Oscar Tusquets (Barcelona, 1941) es
arquitecto, diseñador, pintor y escritor. Socio fundador del disuelto Studio
Per, realizó con el arquitecto Lluís Clotet buena parte de sus proyectos hasta
1984. Con Bd Barcelona Design se inició como diseñador de muebles y objetos.
Algunas de sus piezas forman parte de las colecciones del MOMA de Nueva York y
del Georges Pompidou, de París. Entre sus obras arquitectónicas, destacan la
ampliación y remodelación del Palau de la Música de Barcelona y el Auditorio
Alfredo Kraus de Kraus de Las Palmas de Gran Canaria. Ha publicado, entre otros
libros, los ensayosMás que discutible, Todo es comparable, Contra la
desnudez y Dalí y otros amigos y Anna. En la actualidad dedica el 50% de
su jornada a la pintura y tiene proyectos como la construcción de una estación
de metro en Nápoles y una exposición de Dalí en el Pompidou.
“Un día mi padre me dijo que no entendía
cómo tenía dos hijos tan talentosos. Mi madre se indignó. ‘Son mis hijos’,
dijo. “Quise mucho a mi madre y para lo bueno y para lo malo he heredado su
talento artístico”, afirma Oscar.
Esther explica en Tiempos que
fueron que su madre estaba convencida de que sería traductora y novelista.
“Me parece que había decidido también que tú serías artista: arquitecto o
pintor. ¿No te parece increíble que hayamos hecho exactamente lo que ella
quería?”.
El mar es una de esas pasiones compartidas
de los hermanos Tusquets. Por eso han elegido el Hotel Platja d’Aro , en Platja
d’Aro (Girona) para hablar de su libro. Pasaron en él 13 veranos, casi solos,
con una criada. Los padres solo iban los fines de semana. “Fue determinante,
por lo excepcional y por la edad que tenía”, dice Oscar. “A nuestros padres les
gustaba mucho el mar. Nos marcó para siempre”, añade Esther. El mar de Platja
d’Aro es protagonista de su trilogía.
Oscar confiesa haber tenido terror a las
“arbitrarias criadas”, bajo cuyos cuidados pasaron infancia y adolescencia.
“Asesinaron a nuestra perra caniche. Una de ellas me decía: ‘Cuando dé la
vuelta la tortilla les cortaremos el cuello a tus padres. Otra me encerró con
llave en la habitación del Platja d’ Aro. Otra me pegó un bofetón porque había
perdido un zapato”. A lo que Esther replica: “Las criadas no eran todas unas
bestias dictatoriales y sádicas como tu describes. Hubo de todo”.
Tiempos que fueron está trufado de
anécdotas.

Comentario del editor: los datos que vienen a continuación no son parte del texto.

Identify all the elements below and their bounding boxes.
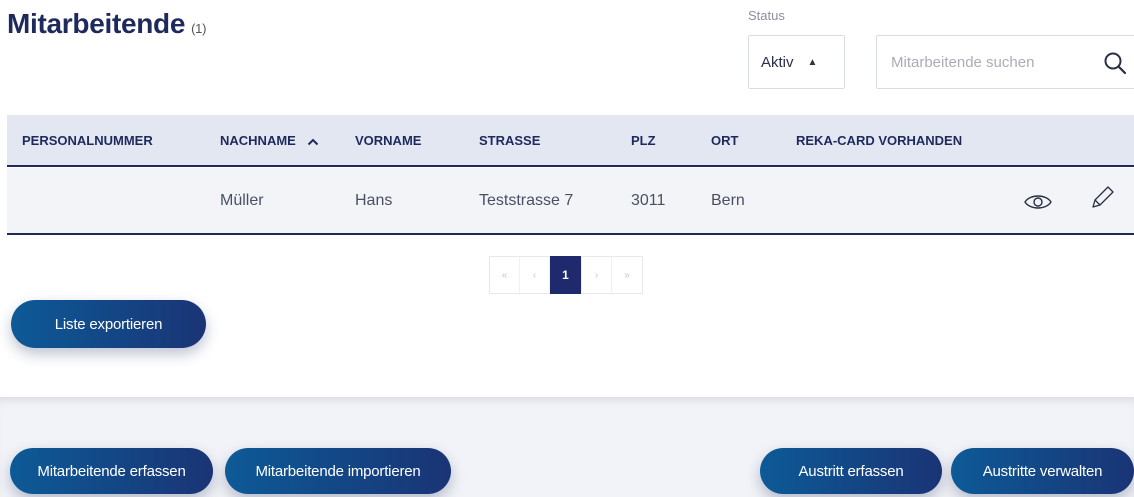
cell-plz: 3011 xyxy=(631,192,666,209)
table-row[interactable]: Müller Hans Teststrasse 7 3011 Bern xyxy=(7,168,1134,235)
status-select-value: Aktiv xyxy=(761,53,794,71)
pencil-icon[interactable] xyxy=(1088,184,1116,212)
employee-count: (1) xyxy=(191,21,207,36)
pagination-next[interactable]: › xyxy=(582,257,612,293)
eye-icon[interactable] xyxy=(1023,192,1053,212)
chevron-up-icon xyxy=(308,138,319,145)
search-icon[interactable] xyxy=(1102,50,1128,76)
manage-exits-button[interactable]: Austritte verwalten xyxy=(951,448,1134,494)
search-input[interactable] xyxy=(891,53,1081,71)
page-title-text: Mitarbeitende xyxy=(7,8,186,39)
pagination: « ‹ 1 › » xyxy=(489,256,643,294)
column-header-strasse[interactable]: STRASSE xyxy=(479,133,540,148)
create-exit-button[interactable]: Austritt erfassen xyxy=(760,448,942,494)
column-header-plz[interactable]: PLZ xyxy=(631,133,656,148)
column-header-vorname[interactable]: VORNAME xyxy=(355,133,421,148)
table-header: PERSONALNUMMER NACHNAME VORNAME STRASSE … xyxy=(7,115,1134,167)
column-header-nachname[interactable]: NACHNAME xyxy=(220,133,319,148)
pagination-last[interactable]: » xyxy=(612,257,642,293)
cell-nachname: Müller xyxy=(220,192,264,209)
page-title: Mitarbeitende (1) xyxy=(7,8,206,40)
select-arrows-icon: ▲ xyxy=(807,56,818,68)
import-employees-button[interactable]: Mitarbeitende importieren xyxy=(225,448,451,494)
column-header-nachname-label: NACHNAME xyxy=(220,133,296,148)
cell-ort: Bern xyxy=(711,192,745,209)
status-label: Status xyxy=(748,8,785,23)
status-select[interactable]: Aktiv ▲ xyxy=(748,35,845,89)
employee-table: PERSONALNUMMER NACHNAME VORNAME STRASSE … xyxy=(7,115,1134,235)
cell-vorname: Hans xyxy=(355,192,393,209)
cell-strasse: Teststrasse 7 xyxy=(479,192,574,209)
search-box xyxy=(876,35,1134,89)
pagination-prev[interactable]: ‹ xyxy=(520,257,550,293)
export-list-button[interactable]: Liste exportieren xyxy=(11,300,206,348)
create-employee-button[interactable]: Mitarbeitende erfassen xyxy=(10,448,213,494)
column-header-personalnummer[interactable]: PERSONALNUMMER xyxy=(22,133,153,148)
column-header-ort[interactable]: ORT xyxy=(711,133,738,148)
column-header-reka-card[interactable]: REKA-CARD VORHANDEN xyxy=(796,133,962,148)
pagination-current[interactable]: 1 xyxy=(550,256,582,294)
pagination-first[interactable]: « xyxy=(490,257,520,293)
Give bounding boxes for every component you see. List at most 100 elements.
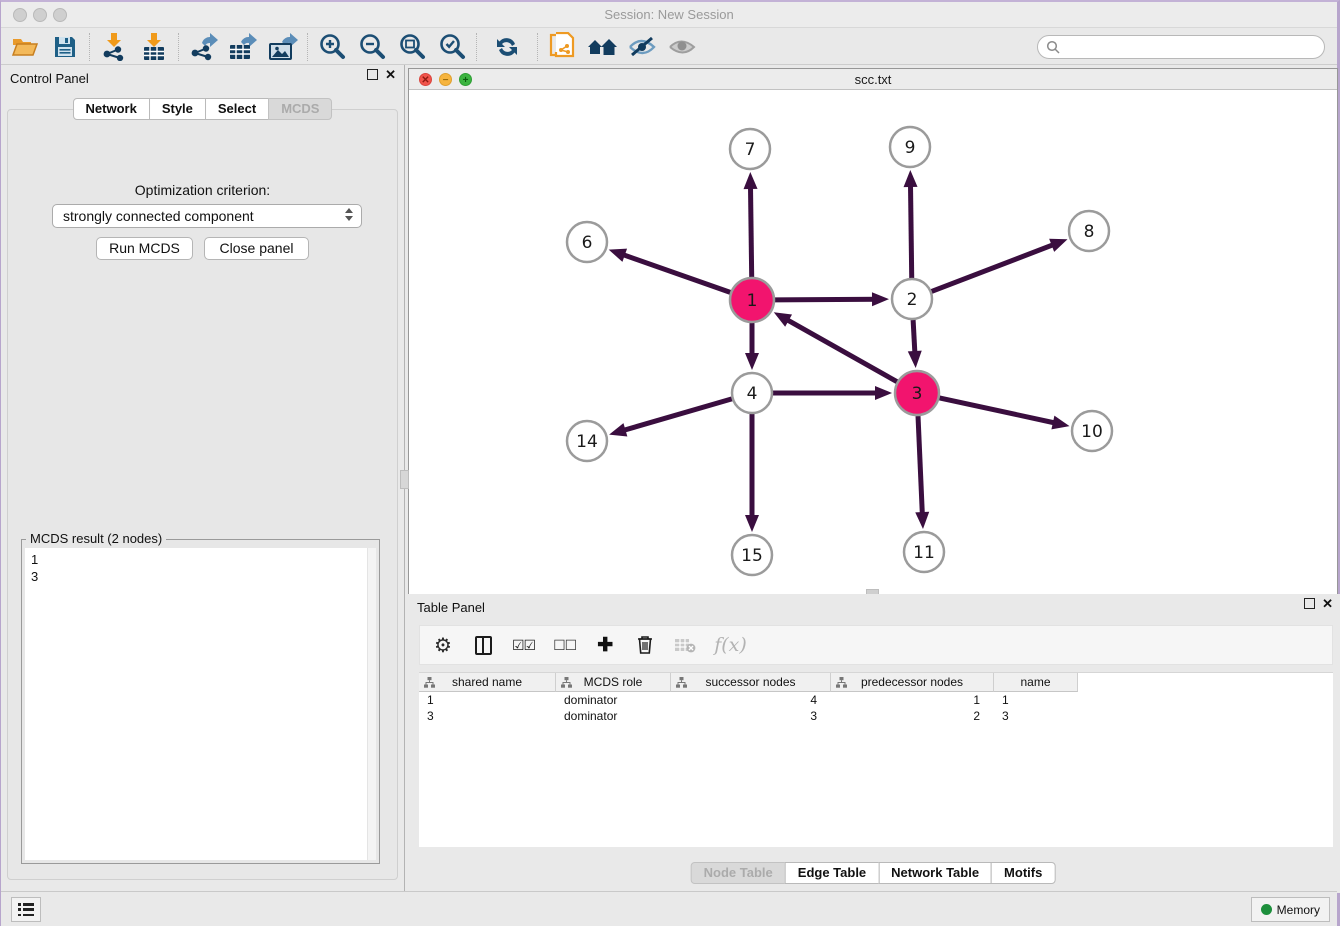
task-history-button[interactable] [11, 897, 41, 922]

El día que Esther quiso vender a su hermano por un duro o cuando él
le tiró “un cubierto”, no, un cuchillo”, rectifica Esther, con el que le rompió
un trocito de diente porque se reía de él que lloraba ante un plato de
espinacas hervidas. Esther no se chivó.
Que los niños pasaran las vacaciones en un
hotel con una criada es insólito. Esther y Oscar hablan entre sí, casi como en
el libro. Los textos son fácilmente distinguibles: los de Esther en letra azul,
de cuerpo más pequeño, y los de Oscar, en negro.
Oscar: “Entonces no nos parecía
extraordinario, era lo normal. Lo que me extraña es por qué no les explicamos a
nuestros padres lo de las criadas”.
Esther: "No estoy muy segura,
pero creo que no querían oírnos".
Oscar: "Eran muy especiales. Las
memorias suelen ensalzar a los padres. Nuestros padres eran muy
contradictorios: no estuvieron con nosotros, pero nos lo permitieron todo:
colegios fantásticos y muchos medios para todo".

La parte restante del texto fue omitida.